Was sind die Prinzipien von Behavior Based Safety (BBS)? Wie können wir sichere Verhaltensweisen in unserem Betrieb bzw. Rettungsdienst fördern? Welche Voraussetzungen müssen vor der Einführung von Behavior Based Safety erfüllt sein? Wie kann ich ein BBS-System in meinen Betrieb umsetzen?

Sie haben diese oder andere Fragen zur verhaltensorientierten Arbeitssicherheit? Wir beraten Sie gerne!

Ansprechperson zum Thema BBS:

Judith Treiber
Telefon: 030 - 254489 1533
judith.treiber@uv-bund-bahn.de
 

Qualifizierung

Wir bieten interessierten Rettungsdiensten eine kurze Online-Schulung  zur Einführung in das Thema Behavior Based Safety (BBS) an.

Ziel der Kurzschulung ist es,

  • einen Überblick über die Thematik BBS gewinnen,
  • die BBS-Prinzipien kennenzulernen,
  • den Nutzen und Mehrwert von BBS zu erkennen,
  • die Umsetzung von BBS im Rettungsdienst zu verstehen.

Sie haben Interesse?
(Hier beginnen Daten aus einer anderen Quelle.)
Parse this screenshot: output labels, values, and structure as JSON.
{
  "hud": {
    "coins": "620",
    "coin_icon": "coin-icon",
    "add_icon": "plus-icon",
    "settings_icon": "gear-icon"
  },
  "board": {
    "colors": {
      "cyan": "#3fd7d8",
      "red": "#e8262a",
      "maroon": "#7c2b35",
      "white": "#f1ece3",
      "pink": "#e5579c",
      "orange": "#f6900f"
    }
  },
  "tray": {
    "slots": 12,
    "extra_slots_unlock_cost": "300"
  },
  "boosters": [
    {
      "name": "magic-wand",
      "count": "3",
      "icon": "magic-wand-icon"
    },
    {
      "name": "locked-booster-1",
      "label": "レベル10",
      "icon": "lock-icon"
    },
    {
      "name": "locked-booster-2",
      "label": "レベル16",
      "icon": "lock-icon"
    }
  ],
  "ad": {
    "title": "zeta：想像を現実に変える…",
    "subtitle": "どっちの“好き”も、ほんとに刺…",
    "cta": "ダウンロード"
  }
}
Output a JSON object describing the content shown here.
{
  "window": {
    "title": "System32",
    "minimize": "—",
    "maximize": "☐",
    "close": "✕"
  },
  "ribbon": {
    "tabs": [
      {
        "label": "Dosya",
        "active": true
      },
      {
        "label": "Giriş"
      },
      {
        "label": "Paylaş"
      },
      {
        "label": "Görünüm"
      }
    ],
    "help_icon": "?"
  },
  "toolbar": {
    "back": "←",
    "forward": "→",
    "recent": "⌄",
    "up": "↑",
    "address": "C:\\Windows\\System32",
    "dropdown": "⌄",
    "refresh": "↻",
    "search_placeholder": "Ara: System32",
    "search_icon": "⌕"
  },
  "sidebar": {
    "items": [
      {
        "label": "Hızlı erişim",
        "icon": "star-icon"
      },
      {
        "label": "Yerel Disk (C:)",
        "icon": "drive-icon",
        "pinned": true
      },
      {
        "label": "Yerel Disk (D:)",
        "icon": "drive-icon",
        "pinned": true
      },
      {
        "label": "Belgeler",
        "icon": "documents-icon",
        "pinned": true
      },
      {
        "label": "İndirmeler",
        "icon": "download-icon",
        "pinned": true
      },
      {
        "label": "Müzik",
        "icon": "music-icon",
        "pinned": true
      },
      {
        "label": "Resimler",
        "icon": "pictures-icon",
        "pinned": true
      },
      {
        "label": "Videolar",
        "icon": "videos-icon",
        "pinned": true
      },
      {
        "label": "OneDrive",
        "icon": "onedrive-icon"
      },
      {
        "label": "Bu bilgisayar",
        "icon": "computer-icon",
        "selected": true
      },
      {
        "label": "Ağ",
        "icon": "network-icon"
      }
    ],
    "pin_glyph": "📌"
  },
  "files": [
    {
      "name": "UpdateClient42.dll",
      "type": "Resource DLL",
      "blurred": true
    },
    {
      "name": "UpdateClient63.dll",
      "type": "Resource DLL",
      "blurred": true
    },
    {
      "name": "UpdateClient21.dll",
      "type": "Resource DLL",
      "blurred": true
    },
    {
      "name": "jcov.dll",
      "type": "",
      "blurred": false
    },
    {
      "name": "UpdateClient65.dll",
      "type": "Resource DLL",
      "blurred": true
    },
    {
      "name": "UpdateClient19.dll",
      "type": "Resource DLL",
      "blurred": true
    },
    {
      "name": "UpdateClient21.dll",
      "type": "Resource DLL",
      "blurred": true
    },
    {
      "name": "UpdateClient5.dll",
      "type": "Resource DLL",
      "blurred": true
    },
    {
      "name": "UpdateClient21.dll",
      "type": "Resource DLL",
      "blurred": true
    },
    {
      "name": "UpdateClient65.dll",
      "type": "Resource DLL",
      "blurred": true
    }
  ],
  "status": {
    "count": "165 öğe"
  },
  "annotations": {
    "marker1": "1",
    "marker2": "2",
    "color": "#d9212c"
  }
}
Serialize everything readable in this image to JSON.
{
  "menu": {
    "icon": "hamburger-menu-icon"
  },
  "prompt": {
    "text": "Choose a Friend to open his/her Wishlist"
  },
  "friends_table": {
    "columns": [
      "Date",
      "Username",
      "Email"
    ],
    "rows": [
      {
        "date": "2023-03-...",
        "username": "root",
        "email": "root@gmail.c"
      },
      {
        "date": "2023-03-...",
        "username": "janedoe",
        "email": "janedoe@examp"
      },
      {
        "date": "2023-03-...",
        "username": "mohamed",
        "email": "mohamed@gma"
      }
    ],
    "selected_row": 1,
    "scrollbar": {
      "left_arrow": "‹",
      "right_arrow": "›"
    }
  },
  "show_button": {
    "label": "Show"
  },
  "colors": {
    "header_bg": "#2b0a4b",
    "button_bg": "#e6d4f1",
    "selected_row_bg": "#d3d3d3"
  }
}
Mit unserer Ansprechperson zum Thema BBS können Sie einen Termin für eine Online-Schulung abstimmen.

Judith Treiber
Telefon: 030 - 254489 1533
judith.treiber@uv-bund-bahn.de
 

Zusätzlich bieten wir folgendes Seminar zu Behavior Based Safety im Rettungsdienst an. „Sicheres Verhalten fördern, Unfälle vermeiden – verhaltensbasierte Arbeitssicherheit im Rettungsdienst“

Die Teilnehmer/innen des Seminars erhalten das Anwenderhandbuch „Behavior Based Safety im Rettungsdienst“. Diese Handlungsanleitung beinhaltet alle im Rahmen der Forschungsprojektes gewonnenen Erkenntnisse zu BBS im Rettungsdienst. Es beschreibt detailliert die Voraussetzungen und die Vorgehensweise zur Einführung eines BBS-Systems und enthält viele hilfreiche Vorlagen und Muster, u.a. BBS-Betriebsvereinbarung.

 

Praxishilfen

Die UVB-Fachinformation „Verhaltensorientierte Arbeitssicherheit - Behavior Based Safety (BBS)“ gibt auf zwei Seiten eine kurze Einführung in das Thema und zeigt konkrete Umsetzungsmöglichkeiten auf.

Um Ihnen die Beantwortung der Frage „Sind wir bereit für die Einführung von Behavior Based Safety (BBS)?“ zu erleichtern, haben wir eine Checkliste entwickelt. Mit Hilfe dieses Selbsttests für BBS-interessierte Betriebe können Sie herausfinden, ob die erforderlichen Voraussetzungen für die Einführung der BBS-Prinzipien vorliegen.